Measurement of economic profit involves a number of
assumptions and, therefore, management believe that the trend
over time is more relevant than the absolute economic profit
reported for a single period.
Figures in US$m 1999 % 1998 %
Average invested capital 37,063 33,086
Annual return on capital 5,929 16.0 4,774 14.4
Cost of capital (4,633) (12.5) (4,136) (12.5)

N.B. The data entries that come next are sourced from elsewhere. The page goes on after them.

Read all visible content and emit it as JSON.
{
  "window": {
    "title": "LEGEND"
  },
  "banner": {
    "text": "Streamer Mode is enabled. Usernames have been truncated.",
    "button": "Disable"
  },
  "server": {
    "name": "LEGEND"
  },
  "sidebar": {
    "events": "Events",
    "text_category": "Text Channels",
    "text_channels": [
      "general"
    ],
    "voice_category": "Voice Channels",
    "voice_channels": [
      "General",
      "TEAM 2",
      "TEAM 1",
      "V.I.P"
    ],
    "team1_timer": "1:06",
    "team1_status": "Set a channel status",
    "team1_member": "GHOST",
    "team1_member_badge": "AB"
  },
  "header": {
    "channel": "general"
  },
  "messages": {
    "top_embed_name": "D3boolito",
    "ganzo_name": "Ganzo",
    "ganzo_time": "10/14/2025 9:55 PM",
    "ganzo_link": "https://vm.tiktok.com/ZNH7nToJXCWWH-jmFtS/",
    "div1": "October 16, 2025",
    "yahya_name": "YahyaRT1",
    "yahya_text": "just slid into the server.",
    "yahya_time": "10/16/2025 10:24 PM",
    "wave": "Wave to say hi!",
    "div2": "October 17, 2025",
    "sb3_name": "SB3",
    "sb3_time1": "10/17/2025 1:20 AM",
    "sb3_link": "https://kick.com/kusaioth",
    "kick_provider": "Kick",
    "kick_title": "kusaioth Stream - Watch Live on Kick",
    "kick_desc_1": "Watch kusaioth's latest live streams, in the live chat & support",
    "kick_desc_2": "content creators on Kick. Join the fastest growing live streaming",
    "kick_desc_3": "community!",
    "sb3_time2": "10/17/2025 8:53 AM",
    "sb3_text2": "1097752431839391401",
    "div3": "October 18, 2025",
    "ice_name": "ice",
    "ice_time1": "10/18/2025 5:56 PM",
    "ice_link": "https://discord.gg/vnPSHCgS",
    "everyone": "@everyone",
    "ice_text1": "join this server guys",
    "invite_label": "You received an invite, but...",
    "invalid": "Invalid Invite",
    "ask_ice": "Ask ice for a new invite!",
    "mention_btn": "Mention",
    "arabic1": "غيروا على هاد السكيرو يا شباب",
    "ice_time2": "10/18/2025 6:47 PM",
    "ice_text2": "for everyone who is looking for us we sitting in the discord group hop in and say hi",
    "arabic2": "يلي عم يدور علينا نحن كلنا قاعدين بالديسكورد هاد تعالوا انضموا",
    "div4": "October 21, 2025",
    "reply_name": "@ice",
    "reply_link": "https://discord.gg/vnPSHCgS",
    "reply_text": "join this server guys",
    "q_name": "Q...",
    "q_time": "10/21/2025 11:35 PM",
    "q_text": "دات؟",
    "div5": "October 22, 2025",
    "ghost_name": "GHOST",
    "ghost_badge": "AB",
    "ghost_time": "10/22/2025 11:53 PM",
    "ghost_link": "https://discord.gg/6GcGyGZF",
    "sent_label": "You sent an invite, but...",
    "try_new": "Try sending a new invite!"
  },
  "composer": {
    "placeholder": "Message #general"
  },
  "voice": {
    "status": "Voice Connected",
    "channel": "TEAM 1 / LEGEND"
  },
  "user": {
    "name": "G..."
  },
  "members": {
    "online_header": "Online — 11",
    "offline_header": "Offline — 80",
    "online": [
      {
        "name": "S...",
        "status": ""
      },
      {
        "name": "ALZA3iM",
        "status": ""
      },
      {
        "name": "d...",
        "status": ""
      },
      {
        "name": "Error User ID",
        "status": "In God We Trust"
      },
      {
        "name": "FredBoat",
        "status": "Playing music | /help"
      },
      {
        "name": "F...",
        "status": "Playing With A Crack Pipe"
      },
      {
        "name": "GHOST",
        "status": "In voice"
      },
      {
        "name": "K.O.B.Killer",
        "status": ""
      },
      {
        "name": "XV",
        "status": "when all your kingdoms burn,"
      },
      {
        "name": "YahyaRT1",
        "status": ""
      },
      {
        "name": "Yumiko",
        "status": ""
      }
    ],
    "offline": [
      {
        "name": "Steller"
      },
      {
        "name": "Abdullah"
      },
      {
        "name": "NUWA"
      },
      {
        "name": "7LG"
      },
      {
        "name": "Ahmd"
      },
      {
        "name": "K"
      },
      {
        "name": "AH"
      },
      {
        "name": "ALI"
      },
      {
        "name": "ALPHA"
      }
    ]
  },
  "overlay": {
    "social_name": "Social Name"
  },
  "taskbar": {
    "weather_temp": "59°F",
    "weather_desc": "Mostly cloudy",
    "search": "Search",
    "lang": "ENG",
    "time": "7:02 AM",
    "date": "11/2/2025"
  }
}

Economic profit 1,296 3.5 638 1.9
^ Annual return on capital represents profit after tax
adjusted for non-equity minority interests, goodwill
amortisation and other non-cash items.
5. Acquisitions
Goodwill on the acquisition of subsidiary and associated
undertakings of US$6,435 million arose during 1999. Of this
amount, US$6,237 million arose on the acquisition of RNYC and
SRH; there may be some adjustment to this goodwill figure
during 2000 arising from the completion of the fair value
appraisal process.
6. Provisions against advances
Year ended 31 December 1999
Suspended
Figures in US$m Specific General Total interest
At 1 January 1999 4,639 2,019 6,658 768
Amounts written off (1,186) - (1,186) (162)
Recoveries of advances
written off in
previous years 165 - 165 -
Charge/(credit) to profit
and loss account 2,120 (47) 2,073 -
Interest suspended during
the year - - - 723
Suspended interest recovered - - - (251)
Exchange and other
movements (22) 332 310 (5)
At 31 December 1999 5,716 2,304 8,020 1,073
Total outstanding provisions
Figures in US$m 1999 1998
Loans and advances to customers:
- specific provisions 5,692 4,608
- general provisions 2,304 2,019
7,996 6,627
Loans and advances to banks:
- specific provisions 24 31
Total provisions 8,020 6,658
Interest in suspense 1,073 768
Provisions against loans and advances to customers
At 31DEC99 At 31DEC98
Total provisions to gross lending^
% %
Specific provisions 2.25 1.93
General provisions
- held against Asian risk 0.11 0.12
- other 0.80 0.72
Total provisions 3.16 2.77
Non-performing loans and advances
Figures in US$m
Banks 40 42
Customers 10,372 8,871
Total non-performing loans and advances 10,412 8,913
Total provisions cover as a percentage of
non-performing loans and advances 77.0% 74.7%
^ Net of suspended interest and reverse
repo transactions
7. Gains on disposal of investments
Figures in US$m 1999 1998
Gains/(losses) on disposal of:
- investment securities 439 210
- part of a business 10 -
- associates 3 3
- subsidiaries (2) 9
450 222
HSBC Private Equity Europe recorded a US$114 million profit
from venture capital investment disposals (1998: US$95
million). The investment bank in Asia recorded profits of
US$205 million on the partial disposal of an investment.